Condamnations pour crimes contre l’humanité : Amnesty international salue un « moment historique »

Réagissant à la condamnation aujourd’hui de huit personnes pour crimes contre l’humanité notamment à la suite du meurtre d’au moins 156 personnes, et des viols et violences sexuelles infligés à au moins 109 filles et femmes le 28 septembre 2009 et les jours suivants à Conakry, Samira Daoud, directrice régionale d’Amnesty International pour l’Afrique de l’Ouest et l’Afrique centrale, a déclaré :

« Même si l’organisation n’a pas encore pu faire une lecture approfondie du verdict, nous nous félicitons sur le principe de la condamnation historique de huit accusés, dont l’ancien chef d’État Moussa Dadis Camara, pour crimes contre l’humanité, ce qui rend enfin justice, vérité, et une forme de réparation aux victimes et à leurs familles près de quinze ans après les faits.

« La décision de la Cour de requalifier les faits en crimes contre l’humanité a permis de reconnaître la gravité des crimes, y compris des crimes sexuels. Après un long délai, la Guinée a montré qu’elle avait la capacité et la volonté de poursuivre et de juger les auteurs des crimes commis le 28 septembre 2009 au stade de Conakry. Il s’agit d’un exemple réussi de complémentarité entre la CPI et une juridiction nationale, et c’est la première fois en Afrique qu’un État investigue, poursuit et juge les plus hauts responsables de crimes qui étaient sous l’examen de la CPI.   

« Nous saluons le travail et la détermination des associations de victimes ainsi que des organisations guinéennes et internationales de défense des droits humains, qui ont été déterminants pour permettre l’ouverture de l’enquête, la tenue du procès et le jugement. La mobilisation des autorités guinéennes, le suivi de la CPI et le soutien des pays partenaires ont également démontré que, lorsque la volonté politique des autorités nationales est présente, la justice est possible pour les victimes de meurtres et de violences sexuelles commises par les forces de défense et de sécurité.
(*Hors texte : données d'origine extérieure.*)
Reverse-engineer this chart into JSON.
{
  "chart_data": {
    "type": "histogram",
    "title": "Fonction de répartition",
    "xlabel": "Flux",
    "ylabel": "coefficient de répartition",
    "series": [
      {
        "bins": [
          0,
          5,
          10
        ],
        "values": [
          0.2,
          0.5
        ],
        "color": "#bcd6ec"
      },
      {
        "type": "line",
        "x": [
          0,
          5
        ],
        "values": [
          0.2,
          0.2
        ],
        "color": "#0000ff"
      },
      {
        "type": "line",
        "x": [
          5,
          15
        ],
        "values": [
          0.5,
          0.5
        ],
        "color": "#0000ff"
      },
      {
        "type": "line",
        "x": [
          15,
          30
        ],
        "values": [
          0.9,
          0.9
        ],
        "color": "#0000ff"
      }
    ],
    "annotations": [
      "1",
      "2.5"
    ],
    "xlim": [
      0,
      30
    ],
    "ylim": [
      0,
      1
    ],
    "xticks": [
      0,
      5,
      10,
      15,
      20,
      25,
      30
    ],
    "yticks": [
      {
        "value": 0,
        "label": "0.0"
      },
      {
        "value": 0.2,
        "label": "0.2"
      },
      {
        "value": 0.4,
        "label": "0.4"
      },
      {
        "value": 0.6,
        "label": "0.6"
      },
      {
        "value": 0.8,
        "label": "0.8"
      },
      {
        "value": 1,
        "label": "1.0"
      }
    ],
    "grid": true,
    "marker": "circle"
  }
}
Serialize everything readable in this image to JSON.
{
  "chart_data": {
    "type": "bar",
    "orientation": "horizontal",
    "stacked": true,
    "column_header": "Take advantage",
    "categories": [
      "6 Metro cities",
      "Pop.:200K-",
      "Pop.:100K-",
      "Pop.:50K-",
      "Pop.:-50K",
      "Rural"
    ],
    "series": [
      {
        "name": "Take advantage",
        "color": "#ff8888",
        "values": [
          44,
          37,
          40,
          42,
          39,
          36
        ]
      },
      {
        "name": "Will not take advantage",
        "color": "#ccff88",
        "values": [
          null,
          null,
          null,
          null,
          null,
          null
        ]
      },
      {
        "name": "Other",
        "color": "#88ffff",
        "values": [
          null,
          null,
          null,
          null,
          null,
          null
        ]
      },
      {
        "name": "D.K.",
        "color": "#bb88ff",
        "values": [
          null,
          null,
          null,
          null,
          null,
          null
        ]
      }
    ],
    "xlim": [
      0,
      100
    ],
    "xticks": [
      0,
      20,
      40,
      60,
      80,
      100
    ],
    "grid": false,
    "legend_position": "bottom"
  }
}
« Ce verdict historique pourra servir d’exemple dans le monde entier et en Guinée, où l’utilisation illégale d’armes à feu et l’utilisation excessive de la force lors de manifestations reste monnaie courante, y compris sous le régime actuel, comme l’a dénoncé Amnesty International, et où les crimes sexuels restent largement impunis. »

Contexte

Aujourd’hui, le tribunal criminel de Dixinn a reconnu l’ancien chef d’État Moussa Dadis Camara ainsi que Moussa Tiegboro Camara, Marcel Guilavogui, Blaise Gomou, Paul Mansa Guilavogui, Mamadou Aliou Keita, Claude Pivi et Aboubacar Diakité coupables de crimes contre l’humanité. Claude Pivi, en fuite, a été condamné à la prison à perpétuité. Moussa Dadis Camara a été condamné à 20 ans de prison. Les autres ont été condamnés à des peines de prison allant de 10 à 20 ans. Quatre accusés ont été déclarés non coupables de crimes contre l’humanité. 

Le 28 septembre 2009, au moins 156 personnes ont été tuées par diverses forces armées, et plus de 109 filles et femmes ont été victimes de viols et d’autres violences sexuelles, y compris de mutilations sexuelles et d’esclavage sexuel, selon le rapport de 2009 de la Commission d’enquête internationale.

Les victimes s’étaient rassemblées dans le stade du 28 septembre à Conakry pour protester contre l’intention du chef militaire Moussa Dadis Camara, alors chef du Comité national pour la démocratie et le développement au pouvoir après un coup d’État, de se présenter à l’élection présidentielle.

Amnesty International avait publié un rapport sur ces événements en février 2010.

La Cour pénale internationale (CPI) avait ouvert un examen préliminaire le 14 octobre 2009. Le 29 septembre 2022, le procureur de la CPI a clôturé l’examen préliminaire en reconnaissant la capacité et la volonté de la Guinée de poursuivre et de juger les crimes elle-même.